Effect of crushing and strain rate on mechanical behaviour of Gandhinagar fly ash

Abstract

Fly ash is a by-product of coal combustion from thermal power plant. It comprises of hollow spherical silt size particles with low specific gravity. Fly ash finds its major use as a structural fill material in highway and railway embankment, and serves as better alternative to natural borrow soil. Its utilization as a geomaterial exposes it to stress-strain conditions, which mostly concern to natural soils in the past. The increased use of fly ash in highway/railway embankment construction raises the need to study its mechanical behavior in detail. The current research is focused on crushing effect of fly ash on its macroscopic & microscopic behavior and strain rate effect on pore pressure evolution & stress-strain response of fly ash. Although it has been reported that fly ash is susceptible to breakage, the effect of crushing on its macroscopic & microscopic behavior has not been investigated. The fly ash used in the current research was obtained from Gandhinagar Thermal Power Plant, and was identified as type F fly ash due to its low calcium oxide content. Two series of tests were conducted on Gandhinagar fly ash. First series was focused on crushing of fly ash particles and its impact on microscopic & macroscopic behavior of fly ash. The five specimens of fly ash (S0 to S4) with different degree of crushing were prepared by applying different cycles of impact loading. S0 represented the uncrushed specimen of fly ash and S4 represented the specimen with maximum degree of crushing.

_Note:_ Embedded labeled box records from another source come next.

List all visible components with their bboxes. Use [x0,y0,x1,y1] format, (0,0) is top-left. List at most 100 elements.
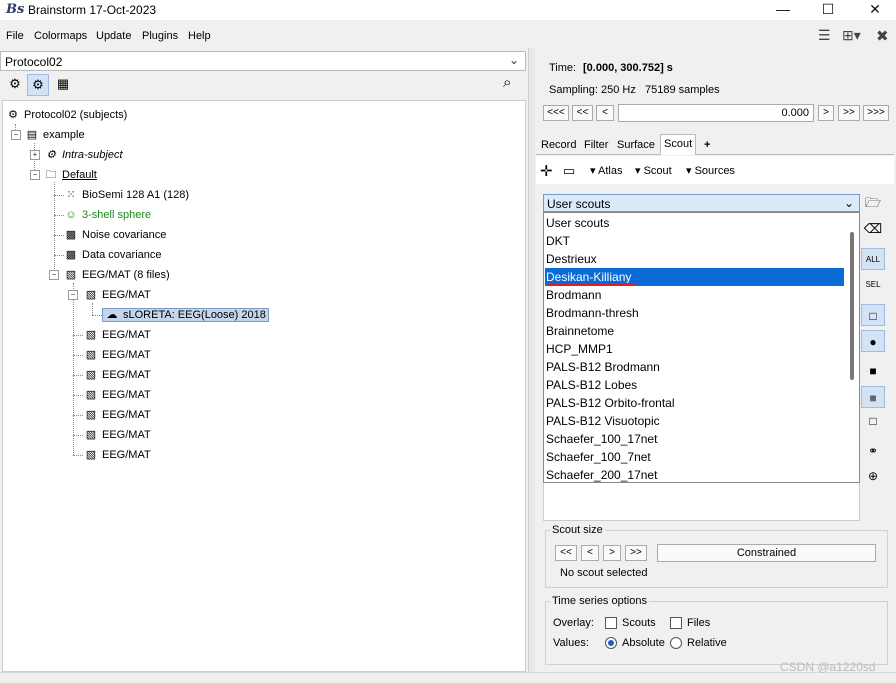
show-selected-button[interactable]: SEL [861,274,885,296]
search-icon[interactable]: ⌕ [503,74,511,91]
grow-fast-button[interactable]: >> [625,545,647,561]
tree-data-cov[interactable]: ▩ Data covariance [64,246,162,264]
first-button[interactable]: <<< [543,105,569,121]
atlas-option[interactable]: PALS-B12 Brodmann [545,358,844,376]
collapse-toggle[interactable]: − [49,270,59,280]
overlay-scouts-checkbox[interactable] [605,617,617,629]
timeseries-icon[interactable]: ▭ [563,163,575,179]
tab-record[interactable]: Record [538,136,579,154]
data-icon: ▧ [85,449,97,462]
tree-eeg-item[interactable]: ▧ EEG/MAT [84,426,151,444]
data-icon: ▧ [85,289,97,302]
constrained-button[interactable]: Constrained [657,544,876,562]
back-button[interactable]: < [596,105,614,121]
forward-button[interactable]: > [818,105,834,121]
menu-plugins[interactable]: Plugins [142,30,178,42]
show-all-button[interactable]: ALL [861,248,885,270]
atlas-option[interactable]: PALS-B12 Lobes [545,376,844,394]
atlas-option[interactable]: Brainnetome [545,322,844,340]
tree-source-result[interactable]: ☁ sLORETA: EEG(Loose) 2018 [102,306,269,324]
tree-default[interactable]: 🗀 Default [44,166,97,184]
color-icon[interactable]: ⚭ [861,440,885,462]
tab-scout[interactable]: Scout [660,134,697,155]
layout-icon[interactable]: ⊞▾ [842,27,861,44]
minimize-button[interactable]: — [760,0,806,20]
tree-eeg-item[interactable]: ▧ EEG/MAT [84,386,151,404]
tab-add[interactable]: + [701,136,713,154]
functional-view-icon[interactable]: ⚙ [4,74,26,96]
menu-file[interactable]: File [6,30,24,42]
tree-eeg-item[interactable]: ▧ EEG/MAT [84,286,151,304]
tree-channel[interactable]: ⁙ BioSemi 128 A1 (128) [64,186,189,204]
back-fast-button[interactable]: << [572,105,593,121]
atlas-option[interactable]: PALS-B12 Orbito-frontal [545,394,844,412]
menu-update[interactable]: Update [96,30,131,42]
scout-menu[interactable]: ▾ Scout [635,164,672,177]
data-icon: ▧ [85,429,97,442]
expand-toggle[interactable]: + [30,150,40,160]
tree-eegmat-group[interactable]: ▧ EEG/MAT (8 files) [64,266,170,284]
tree-eeg-item[interactable]: ▧ EEG/MAT [84,346,151,364]
caret-icon: ▾ [590,165,598,177]
relative-radio[interactable] [670,637,682,649]
load-atlas-icon[interactable]: 🗁 [861,192,885,214]
seed-icon[interactable]: ● [861,330,885,352]
atlas-option[interactable]: DKT [545,232,844,250]
tree-eeg-item[interactable]: ▧ EEG/MAT [84,406,151,424]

Index properties (grain size distribution, specific gravity and liquid limit), compactability, strength, compressibility and SEM tests were performed on these specimens (S0 to S4) to evaluate the effect of crushing of fly ash particles on its macroscopic and microscopic behavior. In second series, CU triaxial tests were performed on uncrushed fly ash specimens (S0) to evaluate the effect of strain rate on its pore pressure evolution and strain rate response for strain rates varying from 0.005%/min to 9%/min. The chosen range of strain rate simulated the vehicular loading rate commonly experienced by highway/railway embankments.